The airline had posted larger than expected first quarter losses despite unveiling a business turnaround plan in December last year.
“We give ourselves till 2014 to return to profitability,” he said in a press conference here after the company AGM.
MAS posted a first quarter core net loss of RM347 million, or 87 per cent of the full-year consensus net loss forecast of RM401 million, prompting research houses to revise the airline's net losses
for the year up dramatically to as much as RM858 million as compared with previous estimates of RM521 million.
Ahmad said that the airline will now focus on maximising revenue while implementing structural cost reductions.
Asked about the possibility of the departure of more key executives and its impact on the turnaround plan, the MAS CEO said that “people come and people go. If they go, we will have to find replacements.”
Asked whether AirAsia will be using MAS maintenance, repair and overhaul (MRO) services following the unwinding of the share swap agreement, Ahmad said that “we are ready to serve any customers.”
He also said that the original plan for the new A380 aircraft was to serve both London and Sydney and that the plan for now was to have the aircraft fly only to London but would relook at Sydney at a later date.

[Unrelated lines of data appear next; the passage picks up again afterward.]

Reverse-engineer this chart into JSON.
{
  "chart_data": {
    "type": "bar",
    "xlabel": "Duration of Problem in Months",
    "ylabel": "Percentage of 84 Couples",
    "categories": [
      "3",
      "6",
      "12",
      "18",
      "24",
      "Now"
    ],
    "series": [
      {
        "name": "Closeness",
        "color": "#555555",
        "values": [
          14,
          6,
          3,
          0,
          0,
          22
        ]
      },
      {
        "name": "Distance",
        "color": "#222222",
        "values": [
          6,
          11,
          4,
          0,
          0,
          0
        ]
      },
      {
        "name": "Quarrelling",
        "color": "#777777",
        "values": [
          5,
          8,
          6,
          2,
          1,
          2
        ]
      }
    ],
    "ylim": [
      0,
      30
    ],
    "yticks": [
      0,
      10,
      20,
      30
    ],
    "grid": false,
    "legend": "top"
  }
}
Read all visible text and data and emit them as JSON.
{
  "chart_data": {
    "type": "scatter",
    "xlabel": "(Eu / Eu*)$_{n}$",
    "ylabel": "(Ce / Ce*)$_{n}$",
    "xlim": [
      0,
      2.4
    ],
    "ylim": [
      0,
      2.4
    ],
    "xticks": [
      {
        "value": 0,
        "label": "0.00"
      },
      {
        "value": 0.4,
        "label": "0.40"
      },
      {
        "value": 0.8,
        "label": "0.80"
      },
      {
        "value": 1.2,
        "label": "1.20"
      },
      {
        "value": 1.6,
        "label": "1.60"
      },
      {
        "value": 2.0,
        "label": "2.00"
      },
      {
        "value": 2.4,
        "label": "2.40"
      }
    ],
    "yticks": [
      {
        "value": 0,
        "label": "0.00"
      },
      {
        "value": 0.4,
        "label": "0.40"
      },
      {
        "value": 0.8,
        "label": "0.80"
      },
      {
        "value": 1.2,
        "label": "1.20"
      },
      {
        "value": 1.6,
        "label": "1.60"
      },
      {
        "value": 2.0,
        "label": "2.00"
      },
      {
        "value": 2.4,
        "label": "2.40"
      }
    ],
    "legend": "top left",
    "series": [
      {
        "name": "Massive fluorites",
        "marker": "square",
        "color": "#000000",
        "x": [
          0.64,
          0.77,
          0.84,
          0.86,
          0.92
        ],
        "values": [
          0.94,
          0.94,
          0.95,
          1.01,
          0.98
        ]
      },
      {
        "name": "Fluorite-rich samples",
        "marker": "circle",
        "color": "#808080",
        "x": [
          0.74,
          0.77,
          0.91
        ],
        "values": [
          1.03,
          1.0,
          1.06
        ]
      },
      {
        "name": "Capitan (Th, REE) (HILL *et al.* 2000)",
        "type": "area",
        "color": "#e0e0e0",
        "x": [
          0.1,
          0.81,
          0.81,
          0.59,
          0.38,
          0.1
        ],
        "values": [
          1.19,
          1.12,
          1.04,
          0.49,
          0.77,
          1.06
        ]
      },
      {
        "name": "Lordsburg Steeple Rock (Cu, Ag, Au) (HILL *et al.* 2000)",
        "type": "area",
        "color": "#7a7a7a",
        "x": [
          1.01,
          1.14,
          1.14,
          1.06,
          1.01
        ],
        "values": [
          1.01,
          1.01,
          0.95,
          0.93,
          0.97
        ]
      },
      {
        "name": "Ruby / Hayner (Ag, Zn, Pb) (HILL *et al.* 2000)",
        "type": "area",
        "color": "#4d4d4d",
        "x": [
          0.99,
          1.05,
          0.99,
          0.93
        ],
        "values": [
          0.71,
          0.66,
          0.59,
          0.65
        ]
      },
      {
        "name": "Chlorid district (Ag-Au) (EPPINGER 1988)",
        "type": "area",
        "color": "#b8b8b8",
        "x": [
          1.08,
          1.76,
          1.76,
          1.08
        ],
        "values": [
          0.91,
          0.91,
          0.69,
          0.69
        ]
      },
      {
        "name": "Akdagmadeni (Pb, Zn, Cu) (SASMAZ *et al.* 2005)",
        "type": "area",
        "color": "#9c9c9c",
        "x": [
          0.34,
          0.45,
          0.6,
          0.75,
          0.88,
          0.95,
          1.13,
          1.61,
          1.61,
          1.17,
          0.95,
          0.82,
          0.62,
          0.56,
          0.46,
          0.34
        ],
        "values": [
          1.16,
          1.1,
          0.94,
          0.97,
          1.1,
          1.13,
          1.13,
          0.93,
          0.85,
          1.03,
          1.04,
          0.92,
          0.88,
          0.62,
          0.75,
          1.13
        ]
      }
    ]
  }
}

“The capacity might be too big for Sydney,” he said.
Ahmad also said that there were no immediate plans to revive Firefly's jet services which were terminated following the share swap with AirAsia but that MAS would consider having an intermediate cost airline like Singapore Airline's SilkAir.
“Firefly will concentrate on turbo-prop operations,” he said.
Ahmad declined to discuss job cut numbers, saying it was “sensitive” but that manpower costs will be dealt with.
He acknowleged that MAS had returned to its “original size” despite a separation scheme initiated a few years ago that reduced staff numbers by 3,000.
MAS currently has about 20,000 full time and 3,000 part time staff.
Ahmad said that MAS will “sweat” its assets to maximise utilisation.
“We want to utilise assets more,” he said. “On previous networks, utilisation was low.”
He added that the target was to reduce cost per available seat kilometer (CASK) by 20 per cent and increase revenue per available seat kilometer (RASK) by 10 per cent.